The remaining evidence is not sufficient to establish that the Debtor owes a debt to Fujitec and, via subrogation, the Plaintiff. This Court begins with Mr. Okuda's testimony. Mr. Okuda testified that when he came to the United States in March of 2011, the Debtor was already Fujitec's Chief Legal Officer. He testified that Fujitec found some "problems" with the Debtor and the Debtor was asked to resign in February of 2012. Upon cross-examination, however, Mr. Okuda conceded that the decision to terminate the Debtor had nothing to do with the present allegations. Moreover, Mr. Okuda did not testify to the specifics of Debtor's alleged misconduct at Fujitec, except to deny being aware of it, and to state that he was not involved in the investigation. His testimony was similarly vague on the issue of damages. Mr. Okuda testified in very general terms to the amount of damages arising from the Debtor's wrongful actions, stating that he believed the damages totaled $224,000, including "something like $180,000" reimbursement to Fujitec from the Plaintiff plus "$40,000 something" for the cost of the investigation. This Court affords no weight to Mr. Okuda's testimony regarding the amount of damages given his lack of personal knowledge.
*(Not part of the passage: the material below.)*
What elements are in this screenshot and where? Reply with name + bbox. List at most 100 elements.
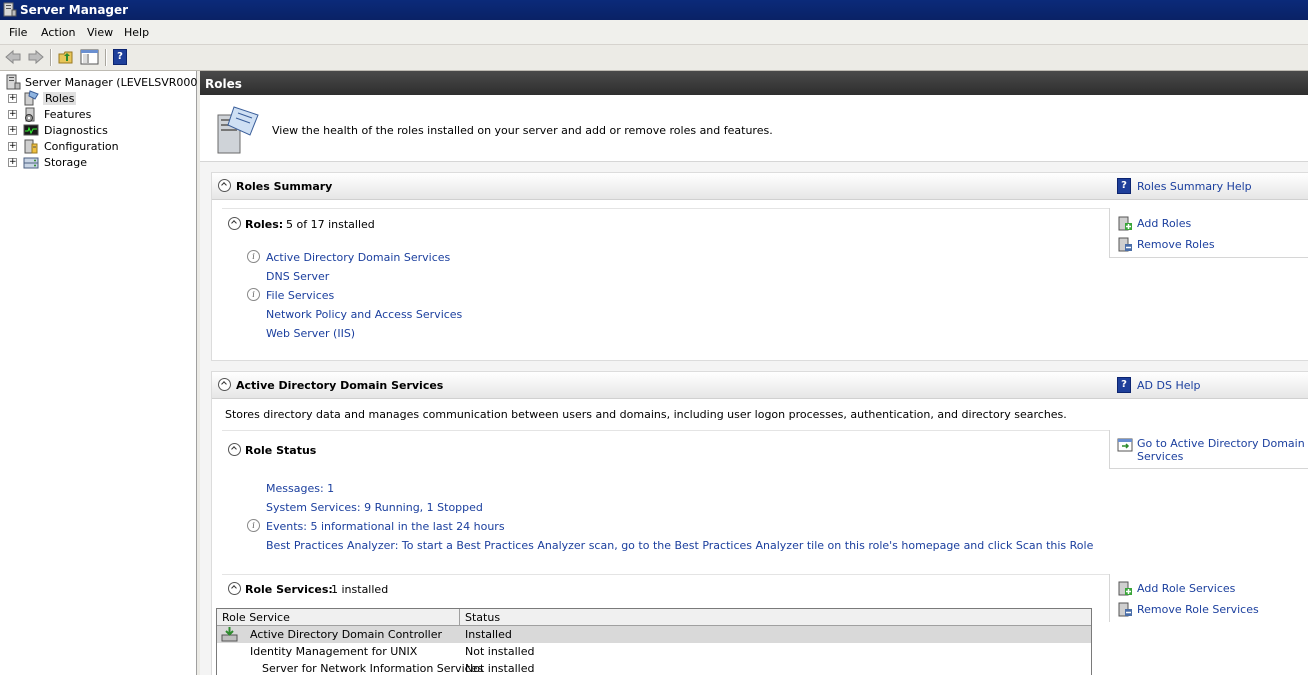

That leaves the Debtor's testimony. During his testimony, the Debtor admitted to settling fictitious lawsuits for Fujitec, although he said he was asked to do so by Mr. Okuda in order to justify the current accrual in the budget for settling claims and lawsuits. The Debtor testified that the funds received from the settlement of fictitious lawsuits were not converted by him but were, in large part, applied to legitimate Fujitec business expenses. The Debtor asserted that the only debt owed to Fujitec was the $5,000 in court ordered restitution, which he had already paid. Accordingly, neither the Debtor's testimony nor the guilty plea and related judgment entry ordering restitution establish a debt beyond the $5,000 that the Debtor has already paid to Fujitec.
Without proof of an underlying debt properly founded on nonbankruptcy law, the Plaintiff has provided this Court with no basis for holding the Debtor liable for Fujitec or the Plaintiff's investigative expenses. Even if there was a basis, the only evidence of the expenses were the differing statements from Plaintiff's counsel, Mr. Pleiman and Mr. Okuda that the investigation cost $49,395, "just over" $48,000, and "$40,000 something" respectively. The Plaintiff proffered no invoice or itemization of the costs in support of these statements.
For the reasons stated above, this Court concludes that Plaintiff Federal Insurance Company failed to establish that the Debtor owes a debt beyond the $5,000 in restitution that the Debtor has already paid. As such, judgment is rendered in favor of the Defendant-Debtor Darren Lee Courtney.
This opinion constitutes this Court's findings of facts and conclusions of law in accordance with Federal Rule of Bankruptcy Procedure 7052.